For the last years, I have been working with a drum trigger interaction system based on an acoustic drumset and the Nord Modular G2 synthesizer. The basic idea is to control multiple step sequencers by drum hits. Like that, the musician can interact with preprogrammed note patterns in his own musical feel and timing. People keep asking me how they could reproduce this approach on their own computers and beyond that, the G2 system is somewhat limiting for such a task, especially when the compositions get more complex.
Some weeks ago I discovered the call for works for the CTM.13 MusikMakers Hacklab and proposed my idea for an interactive graph-based step sequencer. The proposal was accepted and I spent the week on CTM Festival building the prototype as a Java External for Max/MSP. The Hacklab was a very inspirational gathering of music, art and visual developers collaborating within their projects and sharing ideas and concepts. For example, Imogen Heap was working with her team on their exciting musical gloves project. I set up an electronic drum kit and my stage LED Light modules as an interface testing environment. In many conversations with other artists in the lab I developed a basic concept for the interaction between the drum kit and my sequencer prototype.

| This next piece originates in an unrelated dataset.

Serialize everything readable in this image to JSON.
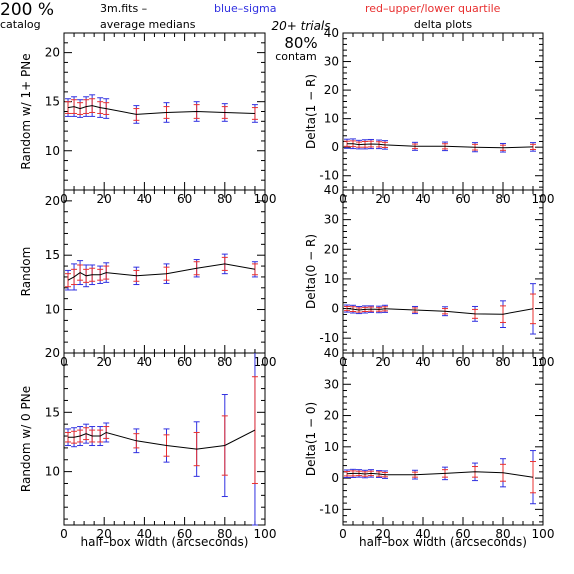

Basically, the graphical sequencer consists of a finite state machine that can be played by a musician. It is a Max object that accepts any signal (e.g. MIDI) as input and sends predefined signals to the outputs. In the graphical representation, the nodes represent musical events or any other signal that Max can handle, e.g. MIDI notes, chords, OSC messages or visualization commands. The edges connecting the nodes define the rules for the transition from one node to another over time. Multiple outgoing edges are interpreted as alternate choices, giving the possibility to express a musical composition in form of a Markov Chain.
I added two more things to that concept to create the possibility of interaction with this graphical composition: An emitter is a start node that listens to a specific event, e.g. a drum pad. When activated, it emits a token into the graph that will transition the nodes when it recieves the “step” signal, e.g. from the bass drum trigger. You can now play this graphical composition with a simple drum interface:
So far, that’s it for the prototype. I can’t wait to try out hacking some more complex compositions in the sequencer and include it into my live setup. But of course, there’s lots of work to do until then, and we developed additional ideas for adding conditions to the graph, to express larger musical parts in a simple graphical way. There will be a free download of the basic Max external and/or a standalone Java application later, but this may take some time.